Bisnis.com, JAKARTA - Pemilihan Umum (Pemilu) 2024 dilakukan serentak di Indonesia pada hari ini, Rabu (14/2/2024).
Masyarakat diminta hak suaranya untuk memilih calon legislatif (caleg) dari DPR, DPD, dan DPRD RI.
Kemudian masyarakat juga akan melakukan pemilihan Presiden dan Wakil Presiden. Adapun tiga pasangan calon (paslon) yang ikut Pilpres 2024 yakni Anies Baswedan-Muhaimin Iskandar, Prabowo Subianto-Gibran Rakabuming Raka, dan Ganjar Pranowo-Mahfud MD.
Hak suara yang dimiliki oleh setiap warga dinilai penting untuk membuat demokrasi di Indonesia berjalan dengan baik.
Untuk itu, tindakan seperti golput sebaiknya dihindari. Bahkan Majelis Ulama Indonesia (MUI) memberikan fatwa haram terhadap golput.

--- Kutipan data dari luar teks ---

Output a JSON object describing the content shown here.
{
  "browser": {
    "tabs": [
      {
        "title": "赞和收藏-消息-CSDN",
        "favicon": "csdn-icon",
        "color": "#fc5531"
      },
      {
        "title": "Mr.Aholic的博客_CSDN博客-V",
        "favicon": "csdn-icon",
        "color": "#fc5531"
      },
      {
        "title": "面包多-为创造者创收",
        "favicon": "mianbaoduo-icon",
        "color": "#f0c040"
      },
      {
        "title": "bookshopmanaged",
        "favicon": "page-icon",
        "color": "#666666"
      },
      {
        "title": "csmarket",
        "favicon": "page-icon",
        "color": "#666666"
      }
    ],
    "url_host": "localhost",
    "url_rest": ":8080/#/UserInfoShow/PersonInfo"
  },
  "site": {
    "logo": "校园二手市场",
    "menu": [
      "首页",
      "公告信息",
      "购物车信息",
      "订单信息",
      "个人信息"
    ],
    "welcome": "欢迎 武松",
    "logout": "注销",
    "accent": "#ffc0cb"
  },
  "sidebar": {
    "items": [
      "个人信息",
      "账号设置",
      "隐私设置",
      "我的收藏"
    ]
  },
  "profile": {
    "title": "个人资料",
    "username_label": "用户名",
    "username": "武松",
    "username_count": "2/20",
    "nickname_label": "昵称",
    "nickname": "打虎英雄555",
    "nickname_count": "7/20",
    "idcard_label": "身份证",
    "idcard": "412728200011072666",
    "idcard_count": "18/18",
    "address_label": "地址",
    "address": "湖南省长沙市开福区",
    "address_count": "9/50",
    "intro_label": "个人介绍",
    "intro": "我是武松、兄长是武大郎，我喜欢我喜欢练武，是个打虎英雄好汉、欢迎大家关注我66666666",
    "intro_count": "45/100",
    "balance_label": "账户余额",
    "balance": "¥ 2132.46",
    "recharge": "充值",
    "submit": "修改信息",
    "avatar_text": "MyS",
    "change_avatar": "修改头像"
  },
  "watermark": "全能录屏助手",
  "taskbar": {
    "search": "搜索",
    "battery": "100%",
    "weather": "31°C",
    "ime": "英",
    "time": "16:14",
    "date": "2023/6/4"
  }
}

Mengutip pemberitaan Bisnis pada Desember 2023, MUI menegaskan bahwa fatwa yang mengharamkan golongan putih (golput) atau pilihan untuk tidak memilih pada Pemilu 2024 tetap berlaku.
Baca Juga
Ketua MUI Pusat Bidang Dakwah dan Ukhuwah Cholil Nafis mengatakan bahwa MUI telah mengeluarkan fatwa tentang kewajiban memilih pemimpin pada 2009 lalu, sehingga pilihan golput dapat dikatakan haram.

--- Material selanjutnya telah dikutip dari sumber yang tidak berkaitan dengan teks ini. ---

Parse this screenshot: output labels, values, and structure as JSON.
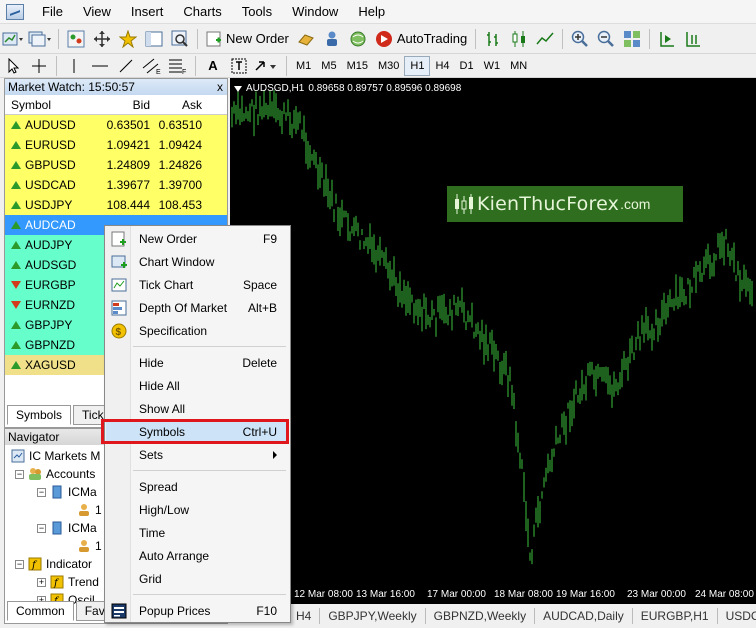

“Itu fatwa MUI 2009 lalu tentang wajibnya memilih pemimpin. Maka, kalau tak memilih capres alias golput, berarti haram,” katanya kepada Bisnis, Jumat (15/12/2023).
Dirinya melanjutkan bahwa meskipun MUI tidak melakukan pembahasan baru tentang memilih pemimpin, fatwa itu tetap berlaku untuk Pemilu 2024 mendatang.
“Artinya, umat ini harus memilih. Kalau soal [calon] tidak ideal, tapi mereka tidak bertentangan dengan agama. Oleh karena itu dalam kondisi apa pun kita wajib nashbu al imam, memilih pemimpin itu. Makanya, [MUI] mengambil kesimpulan golput hukumnya haram,” pungkas ulama kelahiran Sampang, Jawa Timur itu.
Dalam salinan Keputusan Ijtima' Ulama Komisi Fatwa se-Indonesia III tentang Masa'il Asasiyah Wathaniyah atau Masalah Strategis Kebangsaan yang diterima Bisnis, terdapat lima poin mengenai penggunaan hak pilih dalam pemilu, yakni:
- Pertama, pemilihan umum dalam pandangan Islam adalah upaya untuk memilih pemimpin atau wakil yang memenuhi syarat-syarat ideal bagi terwujudnya cita-cita bersama sesuai dengan aspirasi umat dan kepentingan bangsa.
- Kedua, memilih pemimpin (nashbu al imam) dalam Islam adalah kewajiban untuk menegakkan imamah dan imarah dalam kehidupan bersama.
- Ketiga, imamah dan imarah dalam Islam menghajatkan syarat-syarat sesuai dengan ketentuan agama agar terwujud kemaslahatan dalam masyarakat.
- Keempat, memilih pemimpin yang beriman dan bertakwa, jujur (siddiq), terpercaya (amanah), aktif dan aspiratif (tabligh), mempunyai kemampuan (fathonah), dan memperjuangkan kepentingan umat Islam hukumnya adalah wajib.
- Terakhir, memilih pemimpin yang tidak memenuhi syarat-syarat tersebut atau sengaja tidak memilih padahal ada calon yang memenuhi syarat hukumnya adalah haram.
“Ditetapkan di Padangpanjang pada tanggal 26 Januari 2009 M/29 Muharram 1430 H,” demikian bunyi keputusan tersebut.